Mon quatrième exemple porte sur les crédits pour l'égalité entre les femmes et les hommes, prétendument la grande cause du quinquennat. En réalité, les AE baissent de 2 %, quand bien même les CP augmentent. Cela augure d'une baisse des CP dans les années à venir. Nous saluons les mesures que vous avez prises en la matière, comme l'ouverture vingt-quatre heures sur vingt-quatre du 3919, même si elles sont largement insuffisantes.

Quelle est votre réelle ambition, dès lors que vous baissez les crédits de ce programme de près de 3 % par rapport à 2021 ? Comment allez-vous lutter contre les violences faites aux femmes avec cette diminution des crédits, alors que tous les trois jours une femme décède, victime de son partenaire ou de son ex‑partenaire ? Comment allez-vous lutter contre les inégalités salariales ? Si nous attendons, l'égalité ne sera acquise qu'en 2126. Toutes les femmes, les associations de défense de leurs droits et toute la société française vous le demandent.

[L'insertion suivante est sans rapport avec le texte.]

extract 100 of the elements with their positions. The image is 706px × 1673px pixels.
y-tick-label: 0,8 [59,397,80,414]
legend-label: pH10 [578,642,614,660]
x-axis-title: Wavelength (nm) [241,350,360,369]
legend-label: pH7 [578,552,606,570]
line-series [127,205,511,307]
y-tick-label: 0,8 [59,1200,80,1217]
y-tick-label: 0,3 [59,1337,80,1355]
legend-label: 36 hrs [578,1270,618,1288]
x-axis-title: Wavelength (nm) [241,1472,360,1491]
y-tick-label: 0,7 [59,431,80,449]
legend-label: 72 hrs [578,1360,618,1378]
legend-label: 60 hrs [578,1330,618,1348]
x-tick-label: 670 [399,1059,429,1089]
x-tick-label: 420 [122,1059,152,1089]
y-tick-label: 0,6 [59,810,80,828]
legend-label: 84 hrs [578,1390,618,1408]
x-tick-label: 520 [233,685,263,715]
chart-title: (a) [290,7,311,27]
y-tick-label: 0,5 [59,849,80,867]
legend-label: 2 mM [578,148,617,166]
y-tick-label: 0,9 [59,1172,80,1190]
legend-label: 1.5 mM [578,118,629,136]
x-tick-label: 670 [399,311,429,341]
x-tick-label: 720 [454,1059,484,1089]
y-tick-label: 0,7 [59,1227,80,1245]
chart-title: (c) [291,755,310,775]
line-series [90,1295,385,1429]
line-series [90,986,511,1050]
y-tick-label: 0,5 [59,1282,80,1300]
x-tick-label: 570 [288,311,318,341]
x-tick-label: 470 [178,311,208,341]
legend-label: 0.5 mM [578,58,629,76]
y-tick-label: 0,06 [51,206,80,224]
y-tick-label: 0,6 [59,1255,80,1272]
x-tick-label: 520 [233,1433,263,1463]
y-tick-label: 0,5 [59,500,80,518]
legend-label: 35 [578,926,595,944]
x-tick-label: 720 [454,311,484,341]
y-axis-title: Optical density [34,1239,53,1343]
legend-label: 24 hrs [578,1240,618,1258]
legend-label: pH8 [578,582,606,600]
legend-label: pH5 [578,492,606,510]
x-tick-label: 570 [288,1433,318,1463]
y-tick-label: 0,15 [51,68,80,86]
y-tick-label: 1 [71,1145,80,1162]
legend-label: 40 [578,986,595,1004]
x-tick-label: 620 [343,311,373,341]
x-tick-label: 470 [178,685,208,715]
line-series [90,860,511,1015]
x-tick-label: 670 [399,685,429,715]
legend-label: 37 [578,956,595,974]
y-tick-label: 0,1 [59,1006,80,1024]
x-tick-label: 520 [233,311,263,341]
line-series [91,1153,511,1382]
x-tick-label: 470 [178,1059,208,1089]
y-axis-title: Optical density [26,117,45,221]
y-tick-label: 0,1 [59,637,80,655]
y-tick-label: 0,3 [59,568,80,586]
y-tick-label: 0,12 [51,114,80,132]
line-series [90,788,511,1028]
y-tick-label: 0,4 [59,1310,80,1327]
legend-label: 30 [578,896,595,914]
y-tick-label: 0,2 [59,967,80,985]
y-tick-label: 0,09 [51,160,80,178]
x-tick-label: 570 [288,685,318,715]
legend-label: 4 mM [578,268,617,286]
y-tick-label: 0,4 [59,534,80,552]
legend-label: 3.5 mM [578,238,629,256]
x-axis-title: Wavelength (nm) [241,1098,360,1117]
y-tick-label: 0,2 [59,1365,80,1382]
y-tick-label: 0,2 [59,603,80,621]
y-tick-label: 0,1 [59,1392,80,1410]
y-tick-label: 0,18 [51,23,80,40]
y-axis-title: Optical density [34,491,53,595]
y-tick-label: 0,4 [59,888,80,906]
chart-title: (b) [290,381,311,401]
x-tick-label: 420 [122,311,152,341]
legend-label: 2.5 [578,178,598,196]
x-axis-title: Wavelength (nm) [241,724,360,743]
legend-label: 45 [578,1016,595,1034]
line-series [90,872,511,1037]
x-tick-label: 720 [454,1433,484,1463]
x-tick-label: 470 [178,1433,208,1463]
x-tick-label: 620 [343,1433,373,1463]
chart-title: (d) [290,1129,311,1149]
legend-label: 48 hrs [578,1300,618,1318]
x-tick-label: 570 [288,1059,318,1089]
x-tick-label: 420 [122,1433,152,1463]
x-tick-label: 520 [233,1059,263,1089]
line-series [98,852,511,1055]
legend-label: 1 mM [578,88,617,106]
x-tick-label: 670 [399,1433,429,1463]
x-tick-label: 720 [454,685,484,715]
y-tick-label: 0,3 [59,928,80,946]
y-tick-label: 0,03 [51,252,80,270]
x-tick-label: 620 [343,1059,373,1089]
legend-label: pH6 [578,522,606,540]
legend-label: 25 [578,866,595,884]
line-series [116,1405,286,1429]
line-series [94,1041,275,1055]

Enfin, nous avons une interrogation majeure à propos de l'action 11, qui comporte les crédits relatifs au RSA jeune. Nous n'avons pas trouvé les crédits finançant le revenu d'engagement, ce qui est logique puisque vous avez annoncé vouloir introduire celui‑ci par voie d'amendement. Pouvez-vous cependant nous informer des conditions d'accès à ce nouveau dispositif ? Va-t-il remplacer la garantie jeunes ? Ces questions appellent des réponses précises de la part du Gouvernement ; beaucoup d'organisations non gouvernementales et de syndicats les exigent.

Alors que la crise a creusé les inégalités sociales, que l'inclusion des personnes handicapées ne progresse pas, que votre ambition affichée en matière de protection de l'enfance ne trouve pas de traduction budgétaire, que les inégalités entre les femmes et les hommes sont toujours aussi criantes, vous n'apportez en définitive aucune réponse globale et n'appliquez qu'une logique budgétaire et comptable à des enjeux bien plus complexes. Vous ne serez donc pas surpris que nous votions contre l'adoption des crédits de la mission.